You know I went straight to the peanut butter jar. I put a bit on the end of a knife, blocked each nostril, and sniffed. Both my nostrils (and hence my brain?) worked just fine, smelling the peanut butter from about eight inches away. When I used the whole jar, I could smell it from a couple of feet away. I suppose I will mention this to my doctor when I get around to my so-called annual physical. And maybe I’ll ask for an assessment. But I am greatly reassured.
well, obviously, you smear some PB on all the loseable things: phone, keys etc: smello-location.
this stuff scares me too, but other things, like madness, scare me much more.

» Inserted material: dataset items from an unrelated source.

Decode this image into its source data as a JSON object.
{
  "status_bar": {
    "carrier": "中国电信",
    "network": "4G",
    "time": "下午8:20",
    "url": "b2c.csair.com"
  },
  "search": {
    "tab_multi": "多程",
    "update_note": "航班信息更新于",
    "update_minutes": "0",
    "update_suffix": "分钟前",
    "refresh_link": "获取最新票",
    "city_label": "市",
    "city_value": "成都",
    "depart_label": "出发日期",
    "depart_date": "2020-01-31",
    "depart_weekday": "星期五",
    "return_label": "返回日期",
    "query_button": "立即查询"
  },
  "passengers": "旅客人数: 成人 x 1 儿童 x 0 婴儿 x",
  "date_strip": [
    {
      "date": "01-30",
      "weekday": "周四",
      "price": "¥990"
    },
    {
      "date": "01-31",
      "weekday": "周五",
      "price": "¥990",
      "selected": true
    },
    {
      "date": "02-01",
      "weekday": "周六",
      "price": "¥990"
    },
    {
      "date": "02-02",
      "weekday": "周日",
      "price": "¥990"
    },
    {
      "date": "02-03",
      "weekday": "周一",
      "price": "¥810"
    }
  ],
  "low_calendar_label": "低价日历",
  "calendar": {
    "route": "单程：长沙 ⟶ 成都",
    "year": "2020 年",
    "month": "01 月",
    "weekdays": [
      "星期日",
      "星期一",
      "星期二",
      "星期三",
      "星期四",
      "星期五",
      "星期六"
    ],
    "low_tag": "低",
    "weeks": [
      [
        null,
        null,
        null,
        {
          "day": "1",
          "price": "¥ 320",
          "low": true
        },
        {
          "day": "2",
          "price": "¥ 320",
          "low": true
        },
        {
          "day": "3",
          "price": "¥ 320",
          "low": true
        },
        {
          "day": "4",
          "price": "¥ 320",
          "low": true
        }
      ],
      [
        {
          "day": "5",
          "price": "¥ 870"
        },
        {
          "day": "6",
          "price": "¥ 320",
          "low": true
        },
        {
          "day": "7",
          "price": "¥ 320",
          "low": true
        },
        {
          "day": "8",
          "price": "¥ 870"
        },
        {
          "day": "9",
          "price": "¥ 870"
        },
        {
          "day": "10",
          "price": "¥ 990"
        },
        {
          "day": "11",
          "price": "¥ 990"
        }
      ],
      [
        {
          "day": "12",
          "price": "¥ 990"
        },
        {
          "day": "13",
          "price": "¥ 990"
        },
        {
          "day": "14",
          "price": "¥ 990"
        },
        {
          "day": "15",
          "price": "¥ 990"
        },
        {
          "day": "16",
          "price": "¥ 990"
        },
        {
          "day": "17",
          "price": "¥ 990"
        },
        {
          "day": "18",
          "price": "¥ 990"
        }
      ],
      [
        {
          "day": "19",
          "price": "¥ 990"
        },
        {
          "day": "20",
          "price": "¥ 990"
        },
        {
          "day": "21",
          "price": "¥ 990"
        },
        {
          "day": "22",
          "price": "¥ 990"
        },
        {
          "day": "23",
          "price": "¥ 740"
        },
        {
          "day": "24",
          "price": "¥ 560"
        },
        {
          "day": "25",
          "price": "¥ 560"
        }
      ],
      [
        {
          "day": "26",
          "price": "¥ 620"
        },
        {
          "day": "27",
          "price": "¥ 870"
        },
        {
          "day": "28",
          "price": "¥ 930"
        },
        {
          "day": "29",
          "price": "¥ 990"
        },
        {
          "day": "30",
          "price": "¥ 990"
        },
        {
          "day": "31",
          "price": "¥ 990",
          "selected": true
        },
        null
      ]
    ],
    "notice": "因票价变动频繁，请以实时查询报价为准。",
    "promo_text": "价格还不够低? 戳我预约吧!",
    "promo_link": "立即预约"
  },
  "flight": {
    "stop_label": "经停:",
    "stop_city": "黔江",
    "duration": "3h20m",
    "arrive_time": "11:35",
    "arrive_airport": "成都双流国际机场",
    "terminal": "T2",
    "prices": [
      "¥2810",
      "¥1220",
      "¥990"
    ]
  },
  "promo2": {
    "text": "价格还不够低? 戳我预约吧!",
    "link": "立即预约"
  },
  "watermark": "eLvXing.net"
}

being a human bean is quite hard, sometimes.
love,
luli
Liz, I’m headed to the kitchen and the peanut butter jar. If you don’t hear from me, it means that I’m lying on the floor in a fit of angst!
I couldn’t smell the peanut butter until the spoonful entered my mouth. Oh well, I am almost 80 and happy enough to lift the spoon!
I would worry more if I hadn’t suffered from early onset Alzheimers for so many years. In 2nd grade I put my spelling book on the front steps and carried an empty milk bottle to school, never noticing until the other kids started laughing. It’s been that way my whole life.
Now I’m scared! Luli’s comment is a good one too! BTW, Barbara Nolan is coming to visit me today.
from the Feminist Grandma: this is a different Liz – a friend from over 40 years ago. For some reason all my replies to people’s very welcome comments don’t show up. So I’ll do it this way from now on.
I think I’ll try Luli’s suggestion. BTW – I teach 20 something year olds and they can’t remember a damned thing either.